My Life As A Beanbag, or Aussie-In-Aspic. (A Lipoedema Survivor’s Tale)
I was fifteen when my bum arrived, so it seemed to me.
I’d always had one, of course, but I hadn’t needed to pay much attention to it because it had generally behaved well and according to the expected standard of most bottoms, keeping itself covered modestly by Australian 70s playing-under-the-sprinkler standards and not suffering as much punishment at the large square red flat hands of my irascible Mother as other kids seemed to cop from their Mums, sometimes aided by belts or wooden spoons, so I hadn’t felt much need to question it.
I definitely knew it was there, obviously. It had been a thing to sit on unquestionably for over a decade. It had recently become an attraction for pinching, curious, groping fingers of high school boys unfettered by the childhood bonding they shared with my female classmates. I had been a new arrival from a regional primary school and my adolescent breasts and small waist, naivete & habitual lack of peers may as well have tattooed “Fresh Meat” on my forehead for the school corridor Lotharios to read.

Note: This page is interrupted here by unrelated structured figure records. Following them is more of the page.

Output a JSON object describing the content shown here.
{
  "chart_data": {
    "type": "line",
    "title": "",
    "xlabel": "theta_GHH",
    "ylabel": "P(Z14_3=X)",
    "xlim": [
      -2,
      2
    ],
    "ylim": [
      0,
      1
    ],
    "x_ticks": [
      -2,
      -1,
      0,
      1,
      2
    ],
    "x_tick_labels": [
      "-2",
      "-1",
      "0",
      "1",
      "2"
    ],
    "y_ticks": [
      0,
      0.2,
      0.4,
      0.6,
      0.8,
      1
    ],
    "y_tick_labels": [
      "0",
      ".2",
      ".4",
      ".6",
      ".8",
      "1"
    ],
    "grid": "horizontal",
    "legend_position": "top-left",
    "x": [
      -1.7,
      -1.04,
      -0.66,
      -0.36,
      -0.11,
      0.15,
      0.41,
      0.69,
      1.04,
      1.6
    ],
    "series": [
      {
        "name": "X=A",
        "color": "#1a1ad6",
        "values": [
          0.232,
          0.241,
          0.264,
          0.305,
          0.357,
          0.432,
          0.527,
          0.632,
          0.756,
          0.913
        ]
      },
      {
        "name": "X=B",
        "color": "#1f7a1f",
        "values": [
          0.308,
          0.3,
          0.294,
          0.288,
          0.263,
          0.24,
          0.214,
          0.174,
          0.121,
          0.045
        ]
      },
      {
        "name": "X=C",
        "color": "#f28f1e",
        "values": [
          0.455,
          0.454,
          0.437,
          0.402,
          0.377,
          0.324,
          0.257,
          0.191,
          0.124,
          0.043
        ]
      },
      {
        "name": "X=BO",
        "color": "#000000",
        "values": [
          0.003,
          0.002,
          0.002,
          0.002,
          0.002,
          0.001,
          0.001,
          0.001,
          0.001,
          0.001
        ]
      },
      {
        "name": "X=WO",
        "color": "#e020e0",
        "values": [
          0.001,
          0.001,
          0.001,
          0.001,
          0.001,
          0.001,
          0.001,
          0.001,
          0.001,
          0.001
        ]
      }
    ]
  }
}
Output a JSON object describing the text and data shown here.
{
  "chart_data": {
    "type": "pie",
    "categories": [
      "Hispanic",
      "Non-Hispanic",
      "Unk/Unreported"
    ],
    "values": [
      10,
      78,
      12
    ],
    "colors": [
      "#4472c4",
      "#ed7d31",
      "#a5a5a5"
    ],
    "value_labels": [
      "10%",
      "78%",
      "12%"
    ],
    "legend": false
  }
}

The girls narrowed their eyes, wrote publicly of their dislike for me in circulated autograph “friendship” books & assumed I liked the boys’ attention. I learned to.
Bums always possessed a strong comic element, of course.
Just the word “bum” was enough to attract tongue-clucking censorship in our home with the suggestion that “bottom” or even “derriere” might be slightly more appropriate term. Backside & arse were generally only expressed in highs or lows of temper or hilarity.
I’ve never seen either of my parents’ nude bottoms & a surprise comedic appearance by one on our black & white TV would inspire reddened faces and mutters of “That’s a bit much” ….although curiously, the recounting of the recounting by an aged Uncle of a daffodil substituted for a thermometer in a Carry On film was always accompanied by belly clutching tear-welling hilarity.
Now my own bottom was behaving strangely.